More than a third of Saudi establishments were using artificial intelligence by 2025, the General Authority for Statistics (GASTAT) said in its latest survey on ICT usage.
The information and communications sector led the pack, with a 61.1% AI adoption rate. Financial and insurance activities came next at 52.9%, followed by education at 51%. That means two out of three finance-sector firms in the Kingdom have some form of AI in their operations.
The GASTAT survey measures the share of establishments using AI technologies to carry out their activities. The 2025 reading of 33.1% compares with a 2024 figure that GASTAT did not release in the same format, so the trend line is unclear. The 2025 number itself is high enough to shift the conversation around Saudi Arabia's tech adoption curve.
The sector split shows where the real demand is. ICT is a natural leader, and education has been a government priority for years. The finance sector's 52.9% adoption is the more telling data point, given the regulatory scrutiny and data-sensitivity requirements that banks and insurers face. If Saudi financial firms are pushing AI at that rate, the question becomes how the infrastructure holds up and where the bottlenecks hit.

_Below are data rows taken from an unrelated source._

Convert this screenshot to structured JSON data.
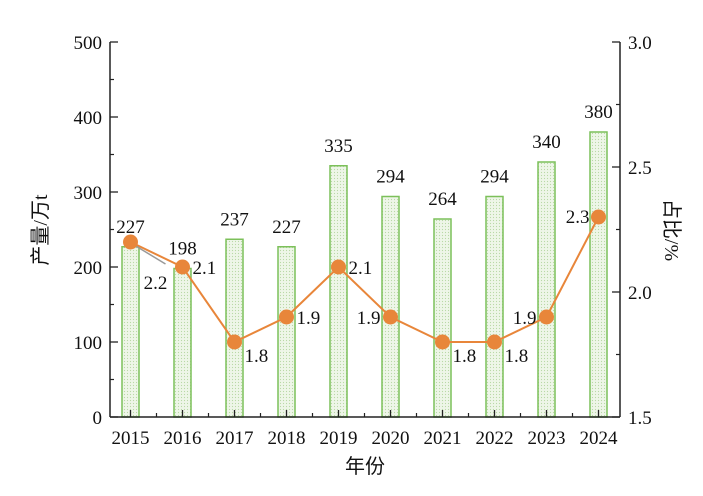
{
  "chart_data": {
    "type": "bar+line",
    "categories": [
      "2015",
      "2016",
      "2017",
      "2018",
      "2019",
      "2020",
      "2021",
      "2022",
      "2023",
      "2024"
    ],
    "series": [
      {
        "name": "产量",
        "type": "bar",
        "axis": "left",
        "values": [
          227,
          198,
          237,
          227,
          335,
          294,
          264,
          294,
          340,
          380
        ],
        "labels": [
          "227",
          "198",
          "237",
          "227",
          "335",
          "294",
          "264",
          "294",
          "340",
          "380"
        ]
      },
      {
        "name": "占比",
        "type": "line",
        "axis": "right",
        "values": [
          2.2,
          2.1,
          1.8,
          1.9,
          2.1,
          1.9,
          1.8,
          1.8,
          1.9,
          2.3
        ],
        "labels": [
          "2.2",
          "2.1",
          "1.8",
          "1.9",
          "2.1",
          "1.9",
          "1.8",
          "1.8",
          "1.9",
          "2.3"
        ]
      }
    ],
    "xlabel": "年份",
    "ylabel": "产量/万t",
    "y2label": "占比/%",
    "ylim": [
      0,
      500
    ],
    "y2lim": [
      1.5,
      3.0
    ],
    "yticks": [
      "0",
      "100",
      "200",
      "300",
      "400",
      "500"
    ],
    "y2ticks": [
      "1.5",
      "2.0",
      "2.5",
      "3.0"
    ],
    "grid": false,
    "colors": {
      "bar_fill": "#e4f0dc",
      "bar_edge": "#7cc05a",
      "line": "#e8863a",
      "marker": "#e8863a",
      "leader": "#999999"
    }
  }
}
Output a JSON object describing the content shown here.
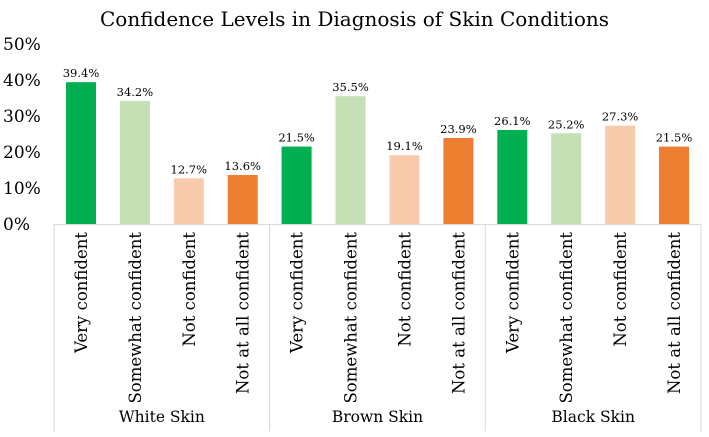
{
  "chart_data": {
    "type": "bar",
    "title": "Confidence Levels in Diagnosis of Skin Conditions",
    "xlabel": "",
    "ylabel": "",
    "ylim": [
      0,
      50
    ],
    "yticks": [
      "0%",
      "10%",
      "20%",
      "30%",
      "40%",
      "50%"
    ],
    "grid": false,
    "legend": "none",
    "colors": {
      "Very confident": "#00b050",
      "Somewhat confident": "#c5e0b4",
      "Not confident": "#f8cbad",
      "Not at all confident": "#ed7d31"
    },
    "groups": [
      {
        "name": "White Skin",
        "bars": [
          {
            "category": "Very confident",
            "value": 39.4,
            "label": "39.4%"
          },
          {
            "category": "Somewhat confident",
            "value": 34.2,
            "label": "34.2%"
          },
          {
            "category": "Not confident",
            "value": 12.7,
            "label": "12.7%"
          },
          {
            "category": "Not at all confident",
            "value": 13.6,
            "label": "13.6%"
          }
        ]
      },
      {
        "name": "Brown Skin",
        "bars": [
          {
            "category": "Very confident",
            "value": 21.5,
            "label": "21.5%"
          },
          {
            "category": "Somewhat confident",
            "value": 35.5,
            "label": "35.5%"
          },
          {
            "category": "Not confident",
            "value": 19.1,
            "label": "19.1%"
          },
          {
            "category": "Not at all confident",
            "value": 23.9,
            "label": "23.9%"
          }
        ]
      },
      {
        "name": "Black Skin",
        "bars": [
          {
            "category": "Very confident",
            "value": 26.1,
            "label": "26.1%"
          },
          {
            "category": "Somewhat confident",
            "value": 25.2,
            "label": "25.2%"
          },
          {
            "category": "Not confident",
            "value": 27.3,
            "label": "27.3%"
          },
          {
            "category": "Not at all confident",
            "value": 21.5,
            "label": "21.5%"
          }
        ]
      }
    ]
  }
}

A 61% penetration in ICT means the supply side is ready to build, integrate, and maintain AI systems for other sectors. That is a multiplier effect. A company that builds an AI tool in Riyadh does not serve only the local bank, it serves the regional education provider and the logistics firm down the street.

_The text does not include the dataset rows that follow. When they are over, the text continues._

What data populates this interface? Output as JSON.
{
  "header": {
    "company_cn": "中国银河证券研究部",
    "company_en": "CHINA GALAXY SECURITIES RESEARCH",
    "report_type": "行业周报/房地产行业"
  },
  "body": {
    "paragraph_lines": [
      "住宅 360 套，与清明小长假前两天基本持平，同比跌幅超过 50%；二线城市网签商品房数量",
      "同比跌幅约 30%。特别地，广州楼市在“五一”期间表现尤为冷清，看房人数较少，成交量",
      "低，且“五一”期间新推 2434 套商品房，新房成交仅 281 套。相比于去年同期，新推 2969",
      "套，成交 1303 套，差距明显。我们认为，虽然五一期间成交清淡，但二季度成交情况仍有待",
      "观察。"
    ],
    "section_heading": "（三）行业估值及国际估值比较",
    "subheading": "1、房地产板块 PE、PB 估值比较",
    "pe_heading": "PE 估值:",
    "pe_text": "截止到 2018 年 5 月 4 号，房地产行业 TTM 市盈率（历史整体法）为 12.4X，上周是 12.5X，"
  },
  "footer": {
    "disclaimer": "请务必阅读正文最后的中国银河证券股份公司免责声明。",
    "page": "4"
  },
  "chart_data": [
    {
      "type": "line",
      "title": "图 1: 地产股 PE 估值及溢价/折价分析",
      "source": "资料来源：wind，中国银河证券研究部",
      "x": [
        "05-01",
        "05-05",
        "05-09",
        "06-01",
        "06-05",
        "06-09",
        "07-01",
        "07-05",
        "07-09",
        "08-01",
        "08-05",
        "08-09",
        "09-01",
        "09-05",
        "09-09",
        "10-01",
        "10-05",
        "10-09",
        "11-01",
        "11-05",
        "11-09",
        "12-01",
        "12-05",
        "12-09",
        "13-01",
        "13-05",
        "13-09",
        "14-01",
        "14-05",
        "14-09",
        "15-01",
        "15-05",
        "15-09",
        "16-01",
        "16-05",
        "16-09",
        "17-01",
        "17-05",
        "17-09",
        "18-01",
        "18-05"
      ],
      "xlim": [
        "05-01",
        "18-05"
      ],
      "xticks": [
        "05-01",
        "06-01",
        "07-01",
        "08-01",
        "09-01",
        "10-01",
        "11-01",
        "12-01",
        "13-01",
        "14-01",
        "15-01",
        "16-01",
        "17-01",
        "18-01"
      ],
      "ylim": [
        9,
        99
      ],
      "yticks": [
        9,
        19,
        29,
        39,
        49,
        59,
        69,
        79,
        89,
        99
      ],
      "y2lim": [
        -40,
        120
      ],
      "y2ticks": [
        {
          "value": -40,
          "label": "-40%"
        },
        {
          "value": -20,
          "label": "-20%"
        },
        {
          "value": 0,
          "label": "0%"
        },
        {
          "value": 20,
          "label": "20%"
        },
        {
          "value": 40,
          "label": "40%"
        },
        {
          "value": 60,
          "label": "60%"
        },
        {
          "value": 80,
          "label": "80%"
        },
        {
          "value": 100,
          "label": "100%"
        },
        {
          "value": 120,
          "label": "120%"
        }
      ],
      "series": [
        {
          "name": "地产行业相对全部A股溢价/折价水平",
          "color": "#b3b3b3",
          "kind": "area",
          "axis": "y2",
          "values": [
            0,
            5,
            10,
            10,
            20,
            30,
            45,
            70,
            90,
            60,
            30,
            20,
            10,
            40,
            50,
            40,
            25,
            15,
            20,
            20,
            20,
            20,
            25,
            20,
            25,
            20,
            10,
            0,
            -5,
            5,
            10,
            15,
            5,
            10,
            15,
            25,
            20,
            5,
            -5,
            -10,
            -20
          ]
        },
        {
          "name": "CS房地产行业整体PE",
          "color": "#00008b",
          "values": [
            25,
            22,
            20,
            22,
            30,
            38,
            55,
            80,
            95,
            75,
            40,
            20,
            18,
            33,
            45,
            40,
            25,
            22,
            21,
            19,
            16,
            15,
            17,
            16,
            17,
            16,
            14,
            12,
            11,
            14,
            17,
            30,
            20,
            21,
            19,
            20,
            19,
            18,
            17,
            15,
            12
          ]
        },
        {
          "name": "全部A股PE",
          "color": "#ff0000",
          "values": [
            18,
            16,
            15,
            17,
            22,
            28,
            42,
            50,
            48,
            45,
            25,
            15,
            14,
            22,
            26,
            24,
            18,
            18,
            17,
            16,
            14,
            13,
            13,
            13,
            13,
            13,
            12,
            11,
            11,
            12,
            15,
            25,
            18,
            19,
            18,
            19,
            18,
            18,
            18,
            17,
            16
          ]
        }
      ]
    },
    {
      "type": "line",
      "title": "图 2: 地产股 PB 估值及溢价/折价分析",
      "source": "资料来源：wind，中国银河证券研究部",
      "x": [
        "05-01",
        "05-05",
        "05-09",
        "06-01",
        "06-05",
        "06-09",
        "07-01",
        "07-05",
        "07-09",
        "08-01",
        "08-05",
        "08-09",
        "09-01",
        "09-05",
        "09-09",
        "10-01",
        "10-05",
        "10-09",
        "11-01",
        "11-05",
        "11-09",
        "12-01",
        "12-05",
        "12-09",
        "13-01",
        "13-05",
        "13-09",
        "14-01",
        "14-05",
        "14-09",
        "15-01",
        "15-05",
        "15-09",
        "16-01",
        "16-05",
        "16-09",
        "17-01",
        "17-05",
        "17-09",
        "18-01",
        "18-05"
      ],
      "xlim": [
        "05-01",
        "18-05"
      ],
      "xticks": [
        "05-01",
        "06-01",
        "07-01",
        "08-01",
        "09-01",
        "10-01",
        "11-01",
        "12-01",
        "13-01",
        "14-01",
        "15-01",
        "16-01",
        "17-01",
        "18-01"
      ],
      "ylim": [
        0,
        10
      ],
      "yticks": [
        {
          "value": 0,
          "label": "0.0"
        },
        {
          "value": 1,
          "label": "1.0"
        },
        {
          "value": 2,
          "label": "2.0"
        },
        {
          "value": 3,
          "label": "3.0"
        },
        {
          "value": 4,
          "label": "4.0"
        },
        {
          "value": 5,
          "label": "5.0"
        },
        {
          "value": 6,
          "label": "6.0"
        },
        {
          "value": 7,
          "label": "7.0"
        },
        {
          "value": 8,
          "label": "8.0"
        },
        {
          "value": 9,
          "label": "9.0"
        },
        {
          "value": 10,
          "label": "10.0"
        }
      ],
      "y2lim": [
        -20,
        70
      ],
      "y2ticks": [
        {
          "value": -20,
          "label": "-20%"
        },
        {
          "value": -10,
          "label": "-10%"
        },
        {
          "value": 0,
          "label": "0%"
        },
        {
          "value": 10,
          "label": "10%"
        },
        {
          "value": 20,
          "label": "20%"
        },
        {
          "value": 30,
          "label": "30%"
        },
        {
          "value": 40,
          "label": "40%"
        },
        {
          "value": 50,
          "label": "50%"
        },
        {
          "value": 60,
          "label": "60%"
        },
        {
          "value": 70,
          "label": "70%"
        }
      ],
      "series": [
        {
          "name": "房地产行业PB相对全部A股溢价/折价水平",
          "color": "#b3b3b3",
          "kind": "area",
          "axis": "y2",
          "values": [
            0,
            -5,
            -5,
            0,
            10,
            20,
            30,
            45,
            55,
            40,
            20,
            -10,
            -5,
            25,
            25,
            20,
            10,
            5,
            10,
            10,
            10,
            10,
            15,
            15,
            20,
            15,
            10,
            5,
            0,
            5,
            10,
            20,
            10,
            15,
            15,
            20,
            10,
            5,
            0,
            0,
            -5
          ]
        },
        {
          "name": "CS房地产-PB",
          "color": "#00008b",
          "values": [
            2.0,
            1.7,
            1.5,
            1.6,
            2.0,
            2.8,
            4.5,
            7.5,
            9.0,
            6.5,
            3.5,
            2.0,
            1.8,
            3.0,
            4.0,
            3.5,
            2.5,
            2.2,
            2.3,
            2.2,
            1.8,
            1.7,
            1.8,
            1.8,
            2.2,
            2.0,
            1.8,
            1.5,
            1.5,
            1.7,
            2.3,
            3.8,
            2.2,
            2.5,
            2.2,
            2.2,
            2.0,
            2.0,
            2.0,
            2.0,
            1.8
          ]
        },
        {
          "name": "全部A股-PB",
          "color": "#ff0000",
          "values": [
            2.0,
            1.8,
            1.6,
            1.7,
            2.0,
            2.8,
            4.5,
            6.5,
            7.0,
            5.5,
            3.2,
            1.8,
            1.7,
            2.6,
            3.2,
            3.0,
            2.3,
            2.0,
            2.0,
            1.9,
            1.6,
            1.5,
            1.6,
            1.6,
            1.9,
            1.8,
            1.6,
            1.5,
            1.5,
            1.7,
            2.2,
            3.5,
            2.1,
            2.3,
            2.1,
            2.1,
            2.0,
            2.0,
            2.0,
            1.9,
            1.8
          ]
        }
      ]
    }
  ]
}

The education sector number, at 51%, is notable because public school systems globally have been slow to adopt AI outside administrative tasks. Saudi Arabia might be running ahead of that trend, though the survey does not break down the use case, leaving open the question of whether that means classroom tools or registrar automation.
For anyone tracking the Saudi market, the GASTAT data suggests the kingdom's AI push is not a pilot program or a handful of flagship projects. It is a broad-based deployment across the regulated and service sectors that form the backbone of any modern economy.